District in Bangkok, Thailand

Phasi Charoen (ภาษีเจริญ, /th/) is one of the 50 districts (Khet) of Bangkok, Thailand. The district is bounded by other Bangkok districts (from north clockwise): Taling Chan, Bangkok Noi, Bangkok Yai, Thon Buri, Chom Thong, Bang Bon, and Bang Khae.

==History==
The name of the district came from a canal, Khlong Phasi Charoen (คลองภาษีเจริญ), linking Tha Chin River to Khlong Bangkok Yai. The canal project was initiated by Phra Phasi Sombat Boribun (พระภาษีสมบัติบริบูรณ์), who later became Phraya Phison Sombat Boribun (พระยาพิสณฑ์สมบัติบริบูรณ์). Originally Phasi Charoen proposed to fund the project in exchange for the right to collect tolls for passage. It was approved by King Mongkut, however, with the fund given via tax deduction from the amount Phra Phasi Sombat Boriboon had to collect, thus making the canal toll-free.
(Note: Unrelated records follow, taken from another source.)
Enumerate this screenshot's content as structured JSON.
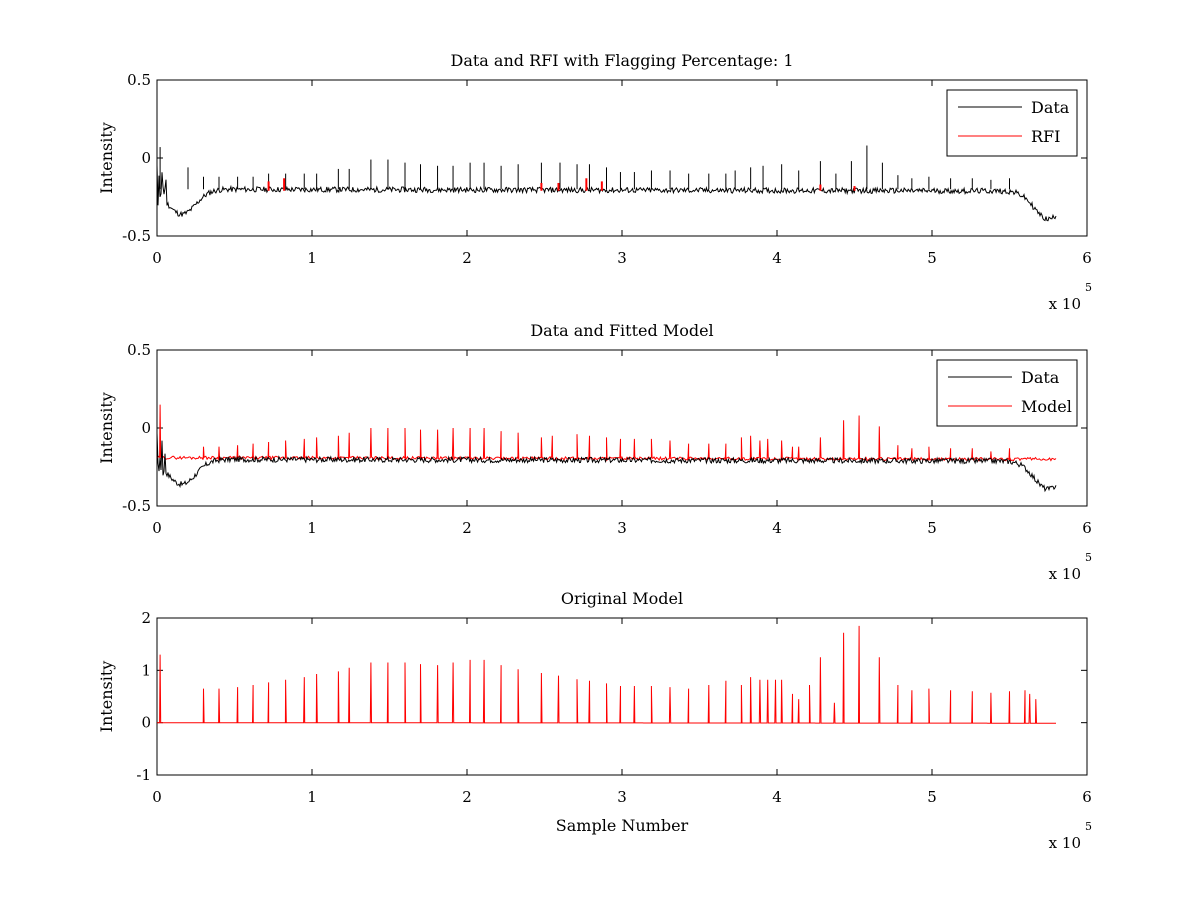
{
  "figure": {
    "background": "#ffffff"
  },
  "colors": {
    "data": "#000000",
    "rfi": "#ff0000",
    "model": "#ff0000"
  },
  "chart_data": [
    {
      "type": "line",
      "title": "Data and RFI with Flagging Percentage: 1",
      "xlabel": "",
      "ylabel": "Intensity",
      "xlim": [
        0,
        600000
      ],
      "ylim": [
        -0.5,
        0.5
      ],
      "xticks": [
        0,
        1,
        2,
        3,
        4,
        5,
        6
      ],
      "yticks": [
        "-0.5",
        "0",
        "0.5"
      ],
      "x_multiplier": "x 10",
      "x_exponent": "5",
      "legend": {
        "position": "top-right",
        "entries": [
          "Data",
          "RFI"
        ]
      },
      "series": [
        {
          "name": "Data",
          "color": "#000000",
          "baseline": -0.2,
          "spikes": [
            [
              2000,
              0.07
            ],
            [
              20000,
              -0.06
            ],
            [
              30000,
              -0.12
            ],
            [
              40000,
              -0.12
            ],
            [
              52000,
              -0.12
            ],
            [
              62000,
              -0.12
            ],
            [
              72000,
              -0.1
            ],
            [
              83000,
              -0.1
            ],
            [
              95000,
              -0.1
            ],
            [
              103000,
              -0.1
            ],
            [
              117000,
              -0.07
            ],
            [
              124000,
              -0.07
            ],
            [
              138000,
              -0.01
            ],
            [
              149000,
              -0.01
            ],
            [
              160000,
              -0.03
            ],
            [
              170000,
              -0.04
            ],
            [
              181000,
              -0.05
            ],
            [
              191000,
              -0.05
            ],
            [
              202000,
              -0.03
            ],
            [
              211000,
              -0.03
            ],
            [
              222000,
              -0.05
            ],
            [
              233000,
              -0.04
            ],
            [
              248000,
              -0.03
            ],
            [
              260000,
              -0.03
            ],
            [
              271000,
              -0.04
            ],
            [
              279000,
              -0.04
            ],
            [
              290000,
              -0.06
            ],
            [
              299000,
              -0.09
            ],
            [
              308000,
              -0.09
            ],
            [
              319000,
              -0.08
            ],
            [
              331000,
              -0.08
            ],
            [
              343000,
              -0.1
            ],
            [
              356000,
              -0.1
            ],
            [
              367000,
              -0.1
            ],
            [
              373000,
              -0.08
            ],
            [
              383000,
              -0.06
            ],
            [
              391000,
              -0.05
            ],
            [
              403000,
              -0.04
            ],
            [
              414000,
              -0.08
            ],
            [
              428000,
              -0.02
            ],
            [
              438000,
              -0.1
            ],
            [
              448000,
              -0.02
            ],
            [
              458000,
              0.08
            ],
            [
              468000,
              -0.03
            ],
            [
              478000,
              -0.11
            ],
            [
              487000,
              -0.13
            ],
            [
              498000,
              -0.12
            ],
            [
              512000,
              -0.13
            ],
            [
              526000,
              -0.13
            ],
            [
              538000,
              -0.14
            ],
            [
              550000,
              -0.13
            ]
          ],
          "dips": [
            [
              16000,
              -0.36
            ],
            [
              575000,
              -0.38
            ]
          ]
        },
        {
          "name": "RFI",
          "color": "#ff0000",
          "spikes": [
            [
              72000,
              -0.15
            ],
            [
              82000,
              -0.13
            ],
            [
              248000,
              -0.16
            ],
            [
              259000,
              -0.16
            ],
            [
              277000,
              -0.13
            ],
            [
              287000,
              -0.15
            ],
            [
              428000,
              -0.17
            ],
            [
              450000,
              -0.18
            ]
          ]
        }
      ]
    },
    {
      "type": "line",
      "title": "Data and Fitted Model",
      "xlabel": "",
      "ylabel": "Intensity",
      "xlim": [
        0,
        600000
      ],
      "ylim": [
        -0.5,
        0.5
      ],
      "xticks": [
        0,
        1,
        2,
        3,
        4,
        5,
        6
      ],
      "yticks": [
        "-0.5",
        "0",
        "0.5"
      ],
      "x_multiplier": "x 10",
      "x_exponent": "5",
      "legend": {
        "position": "top-right",
        "entries": [
          "Data",
          "Model"
        ]
      },
      "series": [
        {
          "name": "Data",
          "color": "#000000",
          "baseline": -0.2,
          "dips": [
            [
              16000,
              -0.36
            ],
            [
              575000,
              -0.38
            ]
          ]
        },
        {
          "name": "Model",
          "color": "#ff0000",
          "baseline": -0.19,
          "spikes": [
            [
              2000,
              0.15
            ],
            [
              30000,
              -0.12
            ],
            [
              40000,
              -0.12
            ],
            [
              52000,
              -0.11
            ],
            [
              62000,
              -0.1
            ],
            [
              72000,
              -0.09
            ],
            [
              83000,
              -0.08
            ],
            [
              95000,
              -0.07
            ],
            [
              103000,
              -0.06
            ],
            [
              117000,
              -0.05
            ],
            [
              124000,
              -0.03
            ],
            [
              138000,
              0.0
            ],
            [
              149000,
              0.0
            ],
            [
              160000,
              0.0
            ],
            [
              170000,
              -0.01
            ],
            [
              181000,
              -0.01
            ],
            [
              191000,
              0.0
            ],
            [
              202000,
              0.0
            ],
            [
              211000,
              0.0
            ],
            [
              222000,
              -0.02
            ],
            [
              233000,
              -0.03
            ],
            [
              248000,
              -0.06
            ],
            [
              255000,
              -0.05
            ],
            [
              271000,
              -0.04
            ],
            [
              279000,
              -0.05
            ],
            [
              290000,
              -0.06
            ],
            [
              299000,
              -0.07
            ],
            [
              308000,
              -0.07
            ],
            [
              319000,
              -0.07
            ],
            [
              331000,
              -0.08
            ],
            [
              343000,
              -0.1
            ],
            [
              356000,
              -0.1
            ],
            [
              367000,
              -0.1
            ],
            [
              377000,
              -0.06
            ],
            [
              383000,
              -0.05
            ],
            [
              389000,
              -0.08
            ],
            [
              394000,
              -0.07
            ],
            [
              403000,
              -0.08
            ],
            [
              410000,
              -0.12
            ],
            [
              414000,
              -0.12
            ],
            [
              428000,
              -0.06
            ],
            [
              443000,
              0.05
            ],
            [
              453000,
              0.08
            ],
            [
              466000,
              0.01
            ],
            [
              478000,
              -0.11
            ],
            [
              487000,
              -0.13
            ],
            [
              498000,
              -0.12
            ],
            [
              512000,
              -0.13
            ],
            [
              526000,
              -0.13
            ],
            [
              538000,
              -0.15
            ],
            [
              550000,
              -0.13
            ]
          ]
        }
      ]
    },
    {
      "type": "line",
      "title": "Original Model",
      "xlabel": "Sample Number",
      "ylabel": "Intensity",
      "xlim": [
        0,
        600000
      ],
      "ylim": [
        -1,
        2
      ],
      "xticks": [
        0,
        1,
        2,
        3,
        4,
        5,
        6
      ],
      "yticks": [
        "-1",
        "0",
        "1",
        "2"
      ],
      "x_multiplier": "x 10",
      "x_exponent": "5",
      "series": [
        {
          "name": "",
          "color": "#ff0000",
          "baseline": 0,
          "spikes": [
            [
              2000,
              1.3
            ],
            [
              30000,
              0.65
            ],
            [
              40000,
              0.65
            ],
            [
              52000,
              0.68
            ],
            [
              62000,
              0.72
            ],
            [
              72000,
              0.77
            ],
            [
              83000,
              0.82
            ],
            [
              95000,
              0.87
            ],
            [
              103000,
              0.93
            ],
            [
              117000,
              0.98
            ],
            [
              124000,
              1.05
            ],
            [
              138000,
              1.15
            ],
            [
              149000,
              1.15
            ],
            [
              160000,
              1.15
            ],
            [
              170000,
              1.12
            ],
            [
              181000,
              1.1
            ],
            [
              191000,
              1.15
            ],
            [
              202000,
              1.2
            ],
            [
              211000,
              1.2
            ],
            [
              222000,
              1.1
            ],
            [
              233000,
              1.02
            ],
            [
              248000,
              0.95
            ],
            [
              259000,
              0.9
            ],
            [
              271000,
              0.83
            ],
            [
              279000,
              0.8
            ],
            [
              290000,
              0.75
            ],
            [
              299000,
              0.7
            ],
            [
              308000,
              0.7
            ],
            [
              319000,
              0.7
            ],
            [
              331000,
              0.68
            ],
            [
              343000,
              0.65
            ],
            [
              356000,
              0.72
            ],
            [
              367000,
              0.8
            ],
            [
              377000,
              0.72
            ],
            [
              383000,
              0.87
            ],
            [
              389000,
              0.82
            ],
            [
              394000,
              0.82
            ],
            [
              399000,
              0.82
            ],
            [
              403000,
              0.82
            ],
            [
              410000,
              0.55
            ],
            [
              414000,
              0.45
            ],
            [
              421000,
              0.72
            ],
            [
              428000,
              1.25
            ],
            [
              437000,
              0.38
            ],
            [
              443000,
              1.72
            ],
            [
              453000,
              1.85
            ],
            [
              466000,
              1.25
            ],
            [
              478000,
              0.72
            ],
            [
              487000,
              0.62
            ],
            [
              498000,
              0.65
            ],
            [
              512000,
              0.62
            ],
            [
              526000,
              0.6
            ],
            [
              538000,
              0.57
            ],
            [
              550000,
              0.6
            ],
            [
              560000,
              0.62
            ],
            [
              563000,
              0.55
            ],
            [
              567000,
              0.45
            ]
          ]
        }
      ]
    }
  ]
}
Construction began in 1866 and was completed in 1872 and the canal was named after the man who had overseen the project.

The district was established as Amphoe Phasi Charoen in 1899. It became Khet Phasi Charoen in 1972.

==Administration==
The district is divided into seven sub-districts (khwaeng).
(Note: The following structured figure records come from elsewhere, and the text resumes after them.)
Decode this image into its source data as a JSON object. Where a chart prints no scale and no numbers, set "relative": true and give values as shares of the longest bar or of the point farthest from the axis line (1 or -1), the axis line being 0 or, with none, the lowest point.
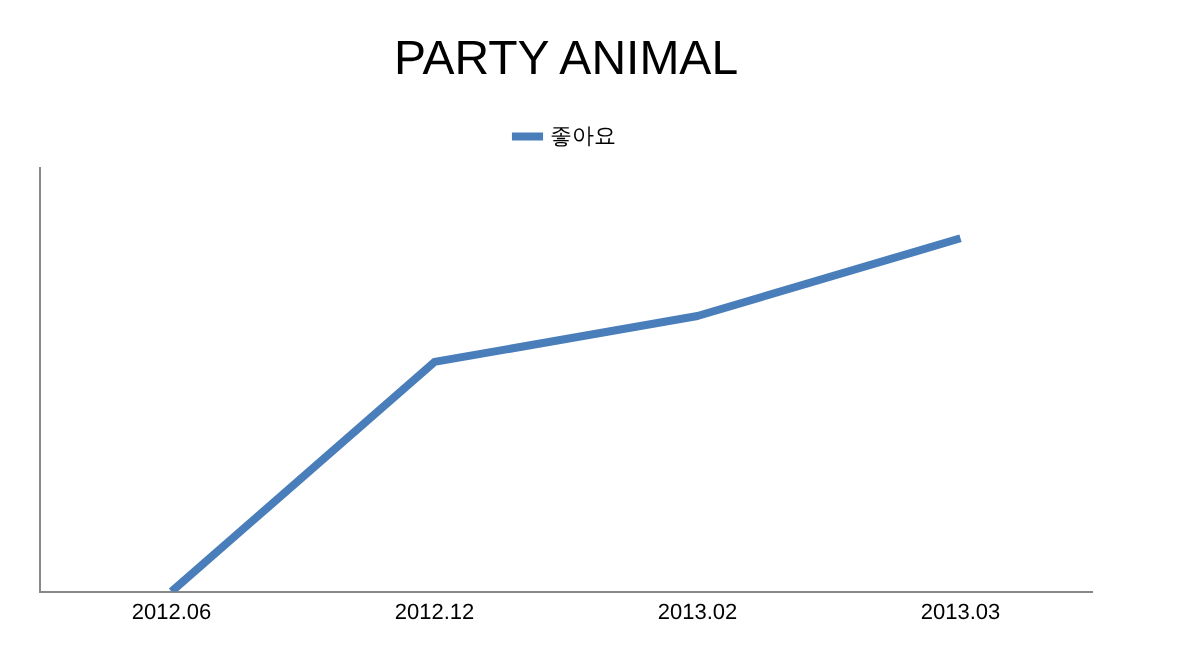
{
  "chart_data": {
    "type": "line",
    "title": "PARTY ANIMAL",
    "categories": [
      "2012.06",
      "2012.12",
      "2013.02",
      "2013.03"
    ],
    "series": [
      {
        "name": "좋아요",
        "color": "#4a7ebb",
        "values": [
          0,
          0.65,
          0.78,
          1
        ]
      }
    ],
    "relative": true,
    "legend": "top",
    "grid": false,
    "marker": "none"
  }
}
| No. | Name | Thai | Area (km^{2}) | Map |
| 1. | Bang Wa | บางหว้า | 5.105 | Map |
| 2. | Bang Duan | บางด้วน | 2.514 |
| 6. | Bang Chak | บางจาก | 1.394 |
| 7. | Bang Waek | บางแวก | 3.022 |
| 8. | Khlong Khwang | คลองขวาง | 2.992 |
| 9. | Pak Khlong Phasi Charoen | ปากคลองภาษีเจริญ | 1.898 |
| 10. | Khuha Sawan | คูหาสวรรค์ | 0.909 |
| Total |  |  | 17.834 |

The missing number 3, 4 and 5 belong to the sub-districts which were split off to form Bang Khae district.

==Places==

- Wat Pak Nam Phasi Charoen (วัดปากน้ำภาษีเจริญ)
- Wat Apson Sawan (วัดอัปสรสวรรค์)
- Wat Nak Prok (วัดนาคปรก)
- Wat Nang Chi Worawihan (วัดนางชีวรวิหาร)
- Wat Nuan Noradit Worawihan (วัดนวลนรดิศวรวิหาร)
- Wat Nimmanoradi (วัดนิมมานรดี)
- Wat Thong Sala Ngarm (วัดทองศาลางาม)
- Wat Kamphaeng Bangchak (วัดกำแพงบางจาก)
- Wat Khuha Sawan (วัดคูหาสวรรค์)
- Wat Chan Pradittharam (วัดจันทร์ประดิษฐาราม)
- Wat Ko Non (วัดโคนอน)
- Wat Ang Kaew (วัดอ่างแก้ว)
- Wat Rang Bua (วัดรางบัว)
- Wat Chai Chimplee (วัดไชยฉิมพลี)
- Wat Talom (วัดตะล่อม)
- Wat Paknam Fang Tai (วัดปากน้ำฝั่งใต้)
- Chao Pho Sua Shrine (ศาลเจ้าพ่อเสือ)
- Siam University (มหาวิทยาลัยสยาม)
- Khlong Bang Luang Floating Market (ตลาดน้ำคลองบางหลวง) and Baan Sinlapin (บ้านศิลปิน)

==Shopping==
- Seacon Bangkae

==Transportation==
- The district is crossed by the Blue Line of the Bangkok MRT with four stations: Bang Phai, Bang Wa, Phetkasem 48, and Phasi Charoen. Bang Wa station is an interchange station connect to Silom Line of the BTS Skytrain.
- There is also Khlong Phasi Charoen boat service running along Khlong Phasi Charoen with one of the pier connected with Bang Wa BTS station.